Dışavurumcul bir ifade olan otoportre tarihi muhtemelen mağara resimlerine kadar dayanıyor. Kimisi daha meşhur olmakla birlikte, sanat tarihi yığınla kendini resmediş gördü. Ama Paul Gauguin aynı resim içerisinde kendini üç farklı biçimde yorumlayarak ortaya ufak bir fark koydu.
Göze çarpan bıyıklarıyla, tuvalin ortasında, Gauguin kararlı gözlerle bize bakıyor. Peki ya diğer ikisi?
Paul Gauguin, Sarı İsa’lı Otoportre, 1889, Tuval üzerine yağlı boya, 30 x 46 cm, Musée d’Orsay, Paris, Fransa.
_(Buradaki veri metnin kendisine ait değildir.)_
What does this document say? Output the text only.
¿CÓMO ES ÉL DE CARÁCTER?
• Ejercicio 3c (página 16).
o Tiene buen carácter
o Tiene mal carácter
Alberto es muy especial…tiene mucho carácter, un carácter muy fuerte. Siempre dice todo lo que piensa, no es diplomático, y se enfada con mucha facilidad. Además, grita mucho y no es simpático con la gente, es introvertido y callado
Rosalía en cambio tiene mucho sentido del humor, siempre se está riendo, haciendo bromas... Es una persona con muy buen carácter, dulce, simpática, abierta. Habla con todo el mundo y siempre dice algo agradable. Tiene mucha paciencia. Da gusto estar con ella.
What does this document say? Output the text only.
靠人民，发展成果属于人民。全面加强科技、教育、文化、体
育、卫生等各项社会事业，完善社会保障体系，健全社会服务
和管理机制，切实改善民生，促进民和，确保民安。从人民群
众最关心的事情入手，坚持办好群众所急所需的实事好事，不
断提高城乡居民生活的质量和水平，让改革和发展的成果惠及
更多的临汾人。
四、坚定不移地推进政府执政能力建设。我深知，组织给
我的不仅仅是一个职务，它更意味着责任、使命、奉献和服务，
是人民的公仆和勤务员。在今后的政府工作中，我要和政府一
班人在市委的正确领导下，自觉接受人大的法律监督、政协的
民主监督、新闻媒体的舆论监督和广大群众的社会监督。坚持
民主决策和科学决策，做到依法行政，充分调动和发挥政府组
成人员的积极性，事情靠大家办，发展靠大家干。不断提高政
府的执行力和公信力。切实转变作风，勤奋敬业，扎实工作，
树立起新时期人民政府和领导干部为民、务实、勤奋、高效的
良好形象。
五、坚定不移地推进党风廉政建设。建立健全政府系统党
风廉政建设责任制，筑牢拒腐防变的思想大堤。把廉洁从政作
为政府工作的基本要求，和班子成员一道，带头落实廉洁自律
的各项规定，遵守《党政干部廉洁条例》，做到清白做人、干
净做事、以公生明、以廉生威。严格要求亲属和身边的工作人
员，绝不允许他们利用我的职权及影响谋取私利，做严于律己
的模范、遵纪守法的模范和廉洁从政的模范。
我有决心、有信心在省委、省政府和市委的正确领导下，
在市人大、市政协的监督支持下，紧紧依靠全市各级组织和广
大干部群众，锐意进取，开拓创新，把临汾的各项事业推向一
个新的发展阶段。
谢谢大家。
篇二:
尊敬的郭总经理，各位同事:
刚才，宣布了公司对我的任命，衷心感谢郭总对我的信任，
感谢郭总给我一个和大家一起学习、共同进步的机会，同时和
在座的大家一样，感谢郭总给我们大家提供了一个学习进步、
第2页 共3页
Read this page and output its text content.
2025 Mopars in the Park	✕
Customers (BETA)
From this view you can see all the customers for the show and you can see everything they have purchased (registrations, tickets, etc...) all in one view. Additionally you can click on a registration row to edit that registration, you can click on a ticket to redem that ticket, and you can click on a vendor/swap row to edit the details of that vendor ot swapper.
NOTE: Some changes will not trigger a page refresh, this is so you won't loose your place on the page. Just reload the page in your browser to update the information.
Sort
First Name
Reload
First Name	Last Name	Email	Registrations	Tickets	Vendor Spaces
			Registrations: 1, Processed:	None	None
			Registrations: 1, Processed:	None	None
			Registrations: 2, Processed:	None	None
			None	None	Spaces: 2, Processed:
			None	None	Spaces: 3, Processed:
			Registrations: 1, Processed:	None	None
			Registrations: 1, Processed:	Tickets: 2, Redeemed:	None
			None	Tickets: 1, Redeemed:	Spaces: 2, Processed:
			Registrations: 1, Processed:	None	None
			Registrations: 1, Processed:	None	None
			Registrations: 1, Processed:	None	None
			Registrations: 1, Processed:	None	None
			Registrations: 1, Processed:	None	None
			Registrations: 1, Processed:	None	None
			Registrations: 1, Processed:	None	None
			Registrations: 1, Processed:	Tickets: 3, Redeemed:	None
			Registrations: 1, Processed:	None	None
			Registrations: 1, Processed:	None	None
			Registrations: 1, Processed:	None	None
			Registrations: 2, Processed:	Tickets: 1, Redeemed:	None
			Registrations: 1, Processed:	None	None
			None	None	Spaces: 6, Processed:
Fark etmek için daha dikkatli bakmak gerekiyor. Aynı sene içerisinde resmetmiş olduğu Sarı İsa tablosunu sol tarafında görüyoruz ve Gauguin’in yüzünün Mesih’de yansımasını da. Sanatıyla yaşamak için yapmış olduğu fedakarlıkları uyandırmanın bir yolu, çok sembolik bir otoportre.
Üçüncüsü ise biraz daha mahfuz. Ressam boş zamanlarında çanak çömlek yapıyor ve resmin sağ tarafında “une tête de Gauguin le sauvage” (yabani Gauguin’in kafası) olarak tanımladığı eseri duruyor. İçine kapanmış, çocuk gibi parmağını emen, sağ köşedeki Gauguin yalnızlığı ve yabaniliği temsil ediliyor. Eser, ciddi eleştirilere maruz kaldığı bir döneme tekabül ediyor.
“Sanat ya intihaldir ya da devrim” der Gauguin. Keşke gelecek kuşaklar için ne kadar önemli olacağını bilseydi.